Io non sono cliente Paramount+, quindi la situazione non mi riguarda, però non posso non riconoscere che il servizio clienti è qualcosa di fondamentale. Non si tratta di lasciare l'app con i menu in inglese o di non mettere i sottotitoli o di non inserire la traccia in italiano in qualche serie TV. Qui si tratta di lasciare il cliente abbandonato a se stesso davanti a un disservizio o quando ha bisogno di assistenza.

L'utente si ritrova a ricevere risposte tradotte alla buona da un operatore che probabilmente nemmeno capisce bene ciò che gli viene chiesto e la cosa paradossale è che secondo alcuni clienti questo è normale. È normale dover usare l'inglese per parlare con un'azienda che vende un servizio in Italia prendendosi i soldi dei clienti italiani.

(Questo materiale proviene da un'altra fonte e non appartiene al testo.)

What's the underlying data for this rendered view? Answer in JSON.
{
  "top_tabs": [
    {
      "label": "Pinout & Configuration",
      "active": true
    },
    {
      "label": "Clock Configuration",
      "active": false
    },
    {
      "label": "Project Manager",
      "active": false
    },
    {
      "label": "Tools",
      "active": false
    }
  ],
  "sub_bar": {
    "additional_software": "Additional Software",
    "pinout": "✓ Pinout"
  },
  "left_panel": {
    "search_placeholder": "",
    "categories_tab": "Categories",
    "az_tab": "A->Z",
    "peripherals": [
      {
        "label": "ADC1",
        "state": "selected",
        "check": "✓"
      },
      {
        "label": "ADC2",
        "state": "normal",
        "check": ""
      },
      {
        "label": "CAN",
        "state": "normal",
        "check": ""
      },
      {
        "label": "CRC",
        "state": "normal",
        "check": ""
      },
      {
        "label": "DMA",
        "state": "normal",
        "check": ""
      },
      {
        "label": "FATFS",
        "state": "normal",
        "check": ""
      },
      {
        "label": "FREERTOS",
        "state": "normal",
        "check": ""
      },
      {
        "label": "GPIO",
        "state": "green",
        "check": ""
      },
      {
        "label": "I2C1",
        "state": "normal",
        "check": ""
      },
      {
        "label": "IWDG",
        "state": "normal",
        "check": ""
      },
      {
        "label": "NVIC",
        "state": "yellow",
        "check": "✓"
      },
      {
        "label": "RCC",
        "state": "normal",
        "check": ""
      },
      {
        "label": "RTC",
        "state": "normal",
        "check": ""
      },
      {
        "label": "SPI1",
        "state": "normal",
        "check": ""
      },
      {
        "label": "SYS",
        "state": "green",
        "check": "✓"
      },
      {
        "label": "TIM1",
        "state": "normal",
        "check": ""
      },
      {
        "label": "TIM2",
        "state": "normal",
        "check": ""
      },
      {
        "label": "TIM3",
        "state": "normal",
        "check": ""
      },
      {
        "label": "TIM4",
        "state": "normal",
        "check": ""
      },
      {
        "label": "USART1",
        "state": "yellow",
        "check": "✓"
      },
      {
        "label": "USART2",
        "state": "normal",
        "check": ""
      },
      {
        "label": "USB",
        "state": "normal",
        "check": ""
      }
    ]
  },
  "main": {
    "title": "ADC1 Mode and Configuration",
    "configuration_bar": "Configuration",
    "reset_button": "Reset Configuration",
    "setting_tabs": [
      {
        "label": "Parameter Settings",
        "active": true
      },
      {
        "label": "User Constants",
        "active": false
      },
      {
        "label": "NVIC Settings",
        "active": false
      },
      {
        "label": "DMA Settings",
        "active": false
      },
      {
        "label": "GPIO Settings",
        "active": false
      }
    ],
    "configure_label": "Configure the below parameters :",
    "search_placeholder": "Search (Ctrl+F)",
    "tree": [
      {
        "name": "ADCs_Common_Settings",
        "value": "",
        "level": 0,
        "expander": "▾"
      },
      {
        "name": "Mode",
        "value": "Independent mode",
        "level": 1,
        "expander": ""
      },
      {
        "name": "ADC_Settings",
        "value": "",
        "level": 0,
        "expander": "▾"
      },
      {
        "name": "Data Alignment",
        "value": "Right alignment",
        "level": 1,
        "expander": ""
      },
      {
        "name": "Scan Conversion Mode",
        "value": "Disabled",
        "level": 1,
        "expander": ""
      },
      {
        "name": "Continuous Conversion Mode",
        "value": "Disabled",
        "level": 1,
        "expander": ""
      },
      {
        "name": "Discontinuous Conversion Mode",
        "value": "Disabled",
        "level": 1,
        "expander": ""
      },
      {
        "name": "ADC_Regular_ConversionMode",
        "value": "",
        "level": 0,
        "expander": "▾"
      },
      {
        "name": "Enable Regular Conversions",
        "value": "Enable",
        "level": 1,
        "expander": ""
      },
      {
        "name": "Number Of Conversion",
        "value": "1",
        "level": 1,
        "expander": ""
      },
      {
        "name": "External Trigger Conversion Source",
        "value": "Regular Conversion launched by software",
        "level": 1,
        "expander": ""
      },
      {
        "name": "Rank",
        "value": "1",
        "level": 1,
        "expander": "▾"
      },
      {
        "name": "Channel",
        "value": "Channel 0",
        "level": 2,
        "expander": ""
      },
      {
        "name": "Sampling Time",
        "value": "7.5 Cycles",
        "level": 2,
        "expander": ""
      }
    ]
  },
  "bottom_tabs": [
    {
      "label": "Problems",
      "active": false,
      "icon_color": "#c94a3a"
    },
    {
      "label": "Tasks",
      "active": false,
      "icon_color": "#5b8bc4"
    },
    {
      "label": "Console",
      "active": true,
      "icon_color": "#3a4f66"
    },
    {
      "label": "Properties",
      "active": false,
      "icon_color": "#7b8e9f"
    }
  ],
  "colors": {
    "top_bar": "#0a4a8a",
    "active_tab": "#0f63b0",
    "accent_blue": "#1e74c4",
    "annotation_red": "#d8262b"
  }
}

Detto questo non aggiungo altro. Ognuno è libero di pensarla come vuole e di accettare passivamente tutto quello che gli viene propinato da una multinazionale in nome del profitto.
 
Io non parlavo di obblighi legali, ma di obbligo "morale" connesso alla volontà di offrire un buon servizio.
Ma che “obblighi morali”? Non esiste un obbligo morale. Esiste la legge. E giá con la legge scritta nero su bianco, vedi Sky come si prende multe su multe perchè non rispettare la legge è più conveniente e fare infuriare i clienti con “pratiche scorrette” non è un problema.

Inoltre è facile supporre che la maggior parte degli abbonati a Paramount lo saranno gratis tramite Sky Cinema e questo influisce ancora di più sulla difficoltà di allocare budget per fornire assistenza.

Ma non preoccupatevi, aspettate un paio d’anni che l’intelligenza artificiale maturi ancora un po’ e vedrete poi come il problema verrá risolto dove parlerete a voce con un’operatrice virtuale e neanche ve ne accorgerete.

OT: sono appena tornato da San Francisco e ho preso tre volte Waymo, il taxi automatico di Google senza guidatore. Questa è giá realtá, che funziona benissimo. E verrà introdotto a Londra l’anno prossimo, e pian piano arriverà ovunque. Questo per dire che tutto quello che potrà essere automatizzato, verrá automatizzato, assistenza clienti compresa. Fine OT.